Her normal position was a good way up the shore. In stormy weather well above high-water mark--but last night in a comfortable position for loading a basket and oddments--on the sand, with her little anchor fixed between two rocks. The anchor had been lifted and was put in the bows. The dinghy could not have done that to herself! No need to argue; the question was answered.

Someone had taken the boat out, and sent her adrift! When you come to think of it, this was an odd thing to happen in the night--more than odd in Bell Bay. Almost unbelievable, because you might leave anything about and all your doors and windows open in such a garden of friends as the valley.

The conclusion Hughie came to was that no native of Bell Bay had done it. He had little doubt who was the offender, and stood still considering his next move.

Why should Pam's double want to go out aboard the yawl at such an hour? Crow having said nothing at all to anyone about her suspicions with regard to meddling in the saloon; of course Hughie knew nothing about that, and the idea came to him in all its startling freshness. However, having convinced his reason, he quickly decided on the next action.
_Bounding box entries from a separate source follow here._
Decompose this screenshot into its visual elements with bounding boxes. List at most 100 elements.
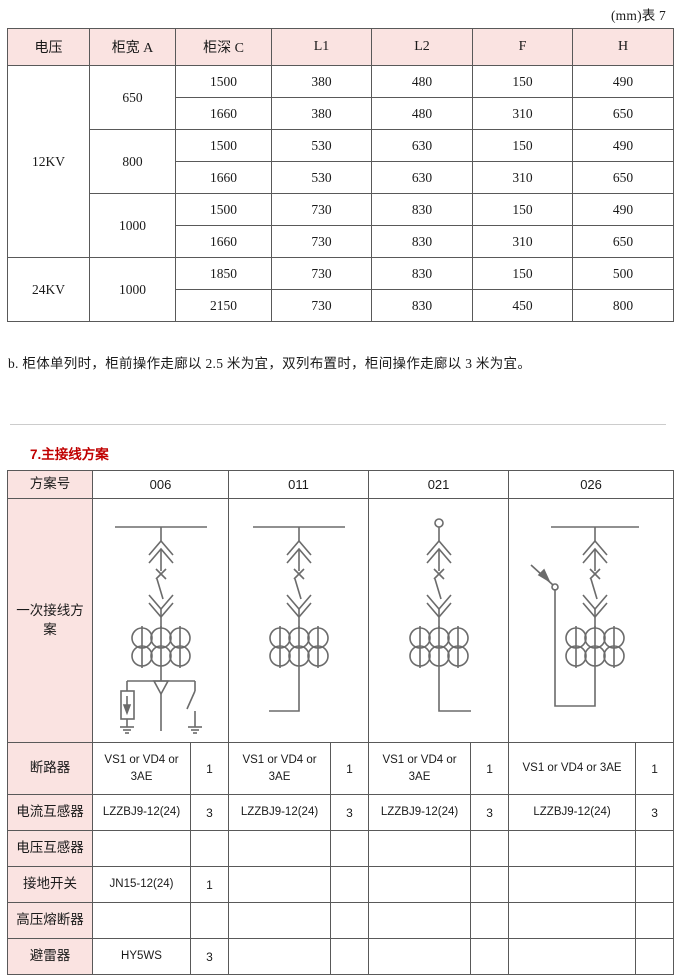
es-qty-021 (470, 866, 510, 903)
pt-row: 电压互感器 (7, 830, 675, 867)
breaker-qty-026: 1 (635, 742, 675, 795)
pt-model-026 (508, 830, 637, 867)
breaker-model-021: VS1 or VD4 or 3AE (368, 742, 472, 795)
table-row: 1660 530 630 310 650 (8, 161, 674, 194)
cell-l1: 380 (271, 97, 372, 130)
scheme-number-021: 021 (368, 470, 510, 499)
col-header-h: H (572, 28, 674, 66)
col-header-width: 柜宽 A (89, 28, 176, 66)
breaker-model-006: VS1 or VD4 or 3AE (92, 742, 191, 795)
cell-l2: 830 (371, 193, 473, 226)
cell-depth: 1500 (175, 193, 272, 226)
table-row: 1000 1500 730 830 150 490 (8, 193, 674, 258)
breaker-model-011: VS1 or VD4 or 3AE (228, 742, 332, 795)
ct-model-006: LZZBJ9-12(24) (92, 794, 191, 831)
fuse-qty-026 (635, 902, 675, 939)
fuse-qty-006 (189, 902, 230, 939)
cell-f: 310 (472, 225, 573, 258)
ct-qty-026: 3 (635, 794, 675, 831)
cell-depth: 1660 (175, 161, 272, 194)
sa-model-021 (368, 938, 472, 975)
rowlabel-arrester: 避雷器 (7, 938, 93, 975)
rowlabel-wiring: 一次接线方案 (7, 498, 93, 743)
cell-depth: 2150 (175, 289, 272, 322)
cell-depth: 1850 (175, 257, 272, 290)
cell-width: 1000 (89, 257, 176, 322)
cell-h: 490 (572, 193, 674, 226)
cell-l2: 830 (371, 225, 473, 258)
note-paragraph: b. 柜体单列时，柜前操作走廊以 2.5 米为宜，双列布置时，柜间操作走廊以 3… (8, 356, 532, 371)
circuit-diagram-011 (253, 526, 346, 712)
cell-l2: 630 (371, 129, 473, 162)
cell-width: 800 (89, 129, 176, 194)
rowlabel-ct: 电流互感器 (7, 794, 93, 831)
rowlabel-hv-fuse: 高压熔断器 (7, 902, 93, 939)
cell-f: 150 (472, 193, 573, 226)
cell-width: 1000 (89, 193, 176, 258)
circuit-diagram-026 (530, 526, 640, 707)
cell-l1: 730 (271, 193, 372, 226)
fuse-qty-021 (470, 902, 510, 939)
fuse-model-011 (228, 902, 332, 939)
cell-l1: 530 (271, 129, 372, 162)
cell-h: 490 (572, 65, 674, 98)
rowlabel-scheme-no: 方案号 (7, 470, 93, 499)
fuse-qty-011 (330, 902, 370, 939)
col-header-l2: L2 (371, 28, 473, 66)
scheme-table: 方案号 006 011 021 026 一次接线方案 (7, 470, 675, 975)
cell-depth: 1660 (175, 97, 272, 130)
diagram-cell-026 (508, 498, 675, 743)
earthing-switch-row: 接地开关 JN15-12(24) 1 (7, 866, 675, 903)
circuit-diagram-006 (115, 526, 207, 734)
dimension-table: 电压 柜宽 A 柜深 C L1 L2 F H 12KV 650 1500 380… (7, 28, 674, 322)
scheme-number-011: 011 (228, 470, 370, 499)
cell-f: 310 (472, 97, 573, 130)
fuse-model-006 (92, 902, 191, 939)
scheme-number-026: 026 (508, 470, 675, 499)
cell-depth: 1500 (175, 65, 272, 98)
cell-l2: 480 (371, 65, 473, 98)
es-model-026 (508, 866, 637, 903)
table-caption: (mm)表 7 (610, 8, 666, 23)
cell-l2: 480 (371, 97, 473, 130)
breaker-qty-011: 1 (330, 742, 370, 795)
sa-qty-011 (330, 938, 370, 975)
horizontal-divider (10, 424, 666, 425)
es-qty-011 (330, 866, 370, 903)
pt-qty-011 (330, 830, 370, 867)
cell-l1: 530 (271, 161, 372, 194)
ct-model-026: LZZBJ9-12(24) (508, 794, 637, 831)
diagram-cell-011 (228, 498, 370, 743)
rowlabel-earthing-switch: 接地开关 (7, 866, 93, 903)
arrester-row: 避雷器 HY5WS 3 (7, 938, 675, 975)
cell-l2: 830 (371, 257, 473, 290)
cell-voltage: 12KV (7, 65, 90, 258)
col-header-depth: 柜深 C (175, 28, 272, 66)
breaker-qty-006: 1 (189, 742, 230, 795)
table-row: 2150 730 830 450 800 (8, 289, 674, 322)
cell-l1: 730 (271, 289, 372, 322)
hv-fuse-row: 高压熔断器 (7, 902, 675, 939)
table-row: 800 1500 530 630 150 490 (8, 129, 674, 194)
ct-row: 电流互感器 LZZBJ9-12(24) 3 LZZBJ9-12(24) 3 LZ… (7, 794, 675, 831)
es-model-006: JN15-12(24) (92, 866, 191, 903)
pt-qty-006 (189, 830, 230, 867)
cell-depth: 1500 (175, 129, 272, 162)
breaker-qty-021: 1 (470, 742, 510, 795)
cell-f: 450 (472, 289, 573, 322)
page-title: 7.主接线方案 (30, 447, 109, 462)
es-model-011 (228, 866, 332, 903)
pt-model-006 (92, 830, 191, 867)
breaker-row: 断路器 VS1 or VD4 or 3AE 1 VS1 or VD4 or 3A… (7, 742, 675, 795)
sa-qty-026 (635, 938, 675, 975)
pt-qty-026 (635, 830, 675, 867)
cell-h: 490 (572, 129, 674, 162)
diagram-cell-006 (91, 498, 230, 743)
cell-f: 310 (472, 161, 573, 194)
cell-l1: 380 (271, 65, 372, 98)
ct-qty-006: 3 (189, 794, 230, 831)
fuse-model-021 (368, 902, 472, 939)
breaker-model-026: VS1 or VD4 or 3AE (508, 742, 637, 795)
cell-h: 650 (572, 97, 674, 130)
circuit-diagram-021 (409, 518, 472, 712)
"I'd better go and find her," said Hughie to himself in the low murmur with which he held "doll" conversations.

As the tide was rising he had small difficulty in pushing the dinghy down; she was the lightest make, varnished--a first-rate little craft with the power of standing much more than her slight appearance suggested. A very fortunate thing, as it proved afterwards.

The little boy got in, balanced himself in the stern to lighten the bows, and pushed off deftly; then he sat down, took the sculls, and looked about him into the dark. The sculls, small as they were, were too big for his hands, but he was strong and amazingly tenacious--he never gave up what his heart was set on.

"She can't get away," he murmured again, and, as the idea took his fancy, he gave a sudden little wriggle of amusement.

Then he sculled out to the Messenger with very short light strokes, wonderfully noiseless. He went into the thick of the dark, thick because the mistiness of dawn was there--it was what people called "the darkest hour before the dawn", starless, moonless, softly thick. Having gone a short distance, Hughie turned the dinghy round gently by rowing one oar, and, having got his craft stern first, he began to push steadily with both sculls. He knew he would soon find the yawl--but all in a moment, and he must be prepared not to bump.

To his quick ear came a sound; he stopped and listened. It was water--rippling against an obstacle--the incoming tide driving past the bows of the yacht. He had not far to go, because Messenger was pulling the length of her chain cables inshore--a very different position from the one she would have held in a strong ebb, as she lay then almost under the shadow of the Bell Ridge point, the height to the north of the cove.